The conflict between Israelis and Palestinians is a history of competing and seemingly irreconcilable narratives. The Jewish narrative for a homeland in the region of its roots described in the Torah (and the Old Testament) is born in part from the ashes of the Holocaust. Palestinians also lay claim to the same land and saw hundreds of their villages destroyed in the 1948 war, resulting in hundreds of thousands of Palestinian refugees fleeing their land, leaving to this day the largest population of refugees in the world. At the same time, many Jews were expelled from neighboring Arab states.
In short, for Jews, the creation of the State of Israel is cause for celebration. For Palestinians, it is remembered as the Nakba, the Catastrophe.
Standing in a place where the Episcopal Church supports both sides in this conflict with their differing narratives is not easy and requires careful discernment in order to hold up the principles of true justice. No person can truly say that one side is all right and the other side is all wrong.
So, while supporting the rights of both peoples, the church also must name injustices that impede peace, such as the illegal building of Israeli settlements and a separation barrier on Palestinian lands, and, indeed, point to the injustice of holding millions of people under occupation for 40 years. Attacks against Israelis through rockets and suicide bombers are also unjust, impede peace and violate the church's teachings opposing violence as a means to resolving conflict.
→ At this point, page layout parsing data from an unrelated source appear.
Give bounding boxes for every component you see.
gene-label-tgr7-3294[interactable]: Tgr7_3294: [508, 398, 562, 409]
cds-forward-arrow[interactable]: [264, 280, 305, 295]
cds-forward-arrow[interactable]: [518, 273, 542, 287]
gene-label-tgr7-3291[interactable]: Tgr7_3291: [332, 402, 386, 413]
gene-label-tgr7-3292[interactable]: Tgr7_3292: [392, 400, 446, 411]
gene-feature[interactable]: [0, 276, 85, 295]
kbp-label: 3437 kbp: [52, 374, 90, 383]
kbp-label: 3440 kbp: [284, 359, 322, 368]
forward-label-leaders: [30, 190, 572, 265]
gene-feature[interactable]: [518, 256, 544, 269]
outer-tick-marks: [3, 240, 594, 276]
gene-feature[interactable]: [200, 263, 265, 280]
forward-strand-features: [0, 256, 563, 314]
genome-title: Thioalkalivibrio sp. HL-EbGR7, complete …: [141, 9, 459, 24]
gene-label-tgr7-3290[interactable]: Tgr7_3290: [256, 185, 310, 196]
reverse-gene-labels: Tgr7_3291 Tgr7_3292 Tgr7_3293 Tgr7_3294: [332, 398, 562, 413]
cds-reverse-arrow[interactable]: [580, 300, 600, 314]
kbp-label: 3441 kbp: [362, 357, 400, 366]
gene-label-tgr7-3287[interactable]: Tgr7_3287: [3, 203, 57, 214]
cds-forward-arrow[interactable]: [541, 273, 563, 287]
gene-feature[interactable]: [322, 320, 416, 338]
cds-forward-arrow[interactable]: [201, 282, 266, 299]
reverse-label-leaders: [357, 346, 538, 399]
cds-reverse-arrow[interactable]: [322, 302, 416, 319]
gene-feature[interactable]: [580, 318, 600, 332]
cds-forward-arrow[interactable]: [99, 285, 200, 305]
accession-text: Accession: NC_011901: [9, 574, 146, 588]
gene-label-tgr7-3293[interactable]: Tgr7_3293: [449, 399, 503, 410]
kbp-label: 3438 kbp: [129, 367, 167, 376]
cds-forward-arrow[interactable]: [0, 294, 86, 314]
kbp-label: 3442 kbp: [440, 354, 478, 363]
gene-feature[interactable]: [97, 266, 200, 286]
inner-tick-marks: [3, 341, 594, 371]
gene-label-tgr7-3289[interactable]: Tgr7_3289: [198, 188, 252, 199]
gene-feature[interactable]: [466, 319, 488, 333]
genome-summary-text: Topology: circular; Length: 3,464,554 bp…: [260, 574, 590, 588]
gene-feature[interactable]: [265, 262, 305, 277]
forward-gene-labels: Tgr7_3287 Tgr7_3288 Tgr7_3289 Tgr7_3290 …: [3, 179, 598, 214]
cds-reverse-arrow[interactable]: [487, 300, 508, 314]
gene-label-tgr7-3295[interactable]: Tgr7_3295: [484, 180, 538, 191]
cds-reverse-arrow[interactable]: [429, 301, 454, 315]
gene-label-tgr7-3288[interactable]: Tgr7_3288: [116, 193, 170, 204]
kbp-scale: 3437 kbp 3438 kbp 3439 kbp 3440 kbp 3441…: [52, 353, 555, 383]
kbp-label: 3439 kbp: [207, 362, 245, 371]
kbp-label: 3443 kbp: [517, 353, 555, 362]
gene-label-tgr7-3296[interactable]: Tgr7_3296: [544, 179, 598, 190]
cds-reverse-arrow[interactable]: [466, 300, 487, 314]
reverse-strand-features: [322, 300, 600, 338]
Thus, it is in this complicated context that the Episcopal Church sees its role to promote a just resolution of the conflict for the two peoples of the Holy Land, through advocacy work in Washington, D.C., and through education of church members and fostering of interfaith dialogue among the three Abrahamic traditions. Building bridges of understanding between competing narratives holds the hope of a just peace. And laboring to see these two neighbors at peace with one another is truly a faithful response to the Episcopal Church's mission of reconciliation.